Subject: Eastern Canada
Period: 1773 (dated)
Publication: Diderot's Encyclopedie (Supplement)
Color: Black & White
Size:
15.3 x 12.1 inches
38.9 x 30.7 cm
When Charles Joseph Panckoucke took over publication of Diderot's Encyclopedie in 1768, he promised to correct the cursory treatment of geography for which the first seventeen volumes had been criticized, with emphasis on the discoveries of the last 25 years. He employed Samuel Engel, a Swiss geographer, to write a series of articles about the northern regions and Didier Robert de Vaugondy to prepare ten maps to illustrate them. Engel rejected the De la Fonte Northwest Passage discoveries and believed the most sensible route from the Atlantic to the Pacific was along the north coast of Siberia.

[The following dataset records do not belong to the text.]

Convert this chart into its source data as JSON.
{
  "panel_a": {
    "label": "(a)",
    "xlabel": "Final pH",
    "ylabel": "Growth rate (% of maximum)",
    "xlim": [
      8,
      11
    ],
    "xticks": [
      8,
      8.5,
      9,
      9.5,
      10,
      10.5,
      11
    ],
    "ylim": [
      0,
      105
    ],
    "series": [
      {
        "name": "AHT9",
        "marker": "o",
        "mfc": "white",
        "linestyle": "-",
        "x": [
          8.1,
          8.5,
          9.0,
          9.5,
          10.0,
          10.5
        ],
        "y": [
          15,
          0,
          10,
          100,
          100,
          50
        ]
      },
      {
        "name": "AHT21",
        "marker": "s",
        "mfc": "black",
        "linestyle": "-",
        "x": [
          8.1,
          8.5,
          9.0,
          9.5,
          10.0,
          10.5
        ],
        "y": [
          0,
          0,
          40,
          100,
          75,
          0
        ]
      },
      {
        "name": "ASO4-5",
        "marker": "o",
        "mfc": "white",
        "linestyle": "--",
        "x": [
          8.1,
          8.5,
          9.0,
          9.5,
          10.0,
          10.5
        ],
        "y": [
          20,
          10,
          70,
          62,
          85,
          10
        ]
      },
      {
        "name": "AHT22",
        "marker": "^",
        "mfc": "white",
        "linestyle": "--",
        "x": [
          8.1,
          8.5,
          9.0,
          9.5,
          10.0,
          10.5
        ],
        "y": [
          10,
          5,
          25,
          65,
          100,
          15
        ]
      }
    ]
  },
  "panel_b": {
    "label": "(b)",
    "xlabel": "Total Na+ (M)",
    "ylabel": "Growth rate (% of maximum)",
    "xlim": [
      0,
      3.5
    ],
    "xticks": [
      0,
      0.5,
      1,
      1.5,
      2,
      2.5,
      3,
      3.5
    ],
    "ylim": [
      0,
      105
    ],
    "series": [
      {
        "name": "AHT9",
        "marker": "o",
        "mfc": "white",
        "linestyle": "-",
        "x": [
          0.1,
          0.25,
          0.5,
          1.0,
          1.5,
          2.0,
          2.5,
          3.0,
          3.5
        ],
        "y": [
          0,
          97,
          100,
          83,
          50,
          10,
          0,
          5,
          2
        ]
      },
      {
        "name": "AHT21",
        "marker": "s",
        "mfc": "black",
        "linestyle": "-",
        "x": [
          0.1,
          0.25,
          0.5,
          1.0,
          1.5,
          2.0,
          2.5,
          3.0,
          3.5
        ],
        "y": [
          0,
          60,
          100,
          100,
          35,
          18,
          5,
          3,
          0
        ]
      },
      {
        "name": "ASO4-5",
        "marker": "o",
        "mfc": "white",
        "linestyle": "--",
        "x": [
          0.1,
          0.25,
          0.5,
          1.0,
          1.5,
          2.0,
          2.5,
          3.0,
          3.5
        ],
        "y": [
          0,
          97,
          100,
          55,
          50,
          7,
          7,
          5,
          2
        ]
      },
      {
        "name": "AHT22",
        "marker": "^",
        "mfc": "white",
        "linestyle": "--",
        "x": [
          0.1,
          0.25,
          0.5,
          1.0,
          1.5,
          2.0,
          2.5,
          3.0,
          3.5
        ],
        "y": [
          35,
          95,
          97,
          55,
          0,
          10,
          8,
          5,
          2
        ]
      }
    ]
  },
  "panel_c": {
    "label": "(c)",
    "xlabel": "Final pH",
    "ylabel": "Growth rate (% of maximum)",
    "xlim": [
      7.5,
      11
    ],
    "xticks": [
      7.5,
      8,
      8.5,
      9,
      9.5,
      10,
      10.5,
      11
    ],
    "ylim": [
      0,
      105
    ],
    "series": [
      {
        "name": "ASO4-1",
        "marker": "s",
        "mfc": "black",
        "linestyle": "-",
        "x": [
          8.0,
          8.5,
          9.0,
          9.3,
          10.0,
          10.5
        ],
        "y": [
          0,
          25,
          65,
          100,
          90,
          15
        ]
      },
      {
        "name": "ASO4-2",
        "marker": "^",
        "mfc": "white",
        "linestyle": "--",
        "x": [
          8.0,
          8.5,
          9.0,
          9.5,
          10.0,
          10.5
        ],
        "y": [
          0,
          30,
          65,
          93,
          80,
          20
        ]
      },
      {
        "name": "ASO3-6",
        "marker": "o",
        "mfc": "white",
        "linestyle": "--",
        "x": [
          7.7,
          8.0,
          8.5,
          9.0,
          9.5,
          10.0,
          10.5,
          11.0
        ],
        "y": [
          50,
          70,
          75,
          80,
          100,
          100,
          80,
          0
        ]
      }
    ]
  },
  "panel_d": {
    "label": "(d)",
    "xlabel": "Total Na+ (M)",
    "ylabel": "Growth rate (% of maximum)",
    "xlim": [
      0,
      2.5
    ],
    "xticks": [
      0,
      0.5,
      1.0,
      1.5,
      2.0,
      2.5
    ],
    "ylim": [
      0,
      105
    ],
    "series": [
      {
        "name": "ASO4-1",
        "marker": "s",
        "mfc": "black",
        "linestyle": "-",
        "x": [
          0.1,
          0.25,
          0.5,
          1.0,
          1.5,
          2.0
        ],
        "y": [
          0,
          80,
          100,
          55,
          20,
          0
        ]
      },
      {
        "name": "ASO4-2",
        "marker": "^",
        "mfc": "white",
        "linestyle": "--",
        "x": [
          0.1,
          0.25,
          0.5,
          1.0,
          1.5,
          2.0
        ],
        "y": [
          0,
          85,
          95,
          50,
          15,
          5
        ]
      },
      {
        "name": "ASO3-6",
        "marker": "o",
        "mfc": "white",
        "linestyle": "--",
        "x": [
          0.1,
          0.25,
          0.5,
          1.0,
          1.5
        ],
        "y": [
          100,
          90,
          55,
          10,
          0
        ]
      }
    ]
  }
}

These maps illustrate the discoveries and various cartographic theories concerning the Pacific Northwest, East Asia and the North Pacific Ocean and include some of the most interesting comparative cartography of the eighteenth century
This is the second state of a fascinating group of four maps on one sheet illustrate the cartography of Sanson in 1750, Delisle in 1700 and 1703 and that of the famous Arctic explorer Henry Ellis in his quest for a Northwest Passage via Hudson Bay in 1746-47. All of the maps depict the Hudson and Baffin Bay region, showing the development of the region's cartography between 1650 and 1747.
References: Kershaw #477; Pedley #24.
Condition: B+
A dark impression issued folding, now pressed flat, with light offsetting. The sheet has been remargined at left with old paper.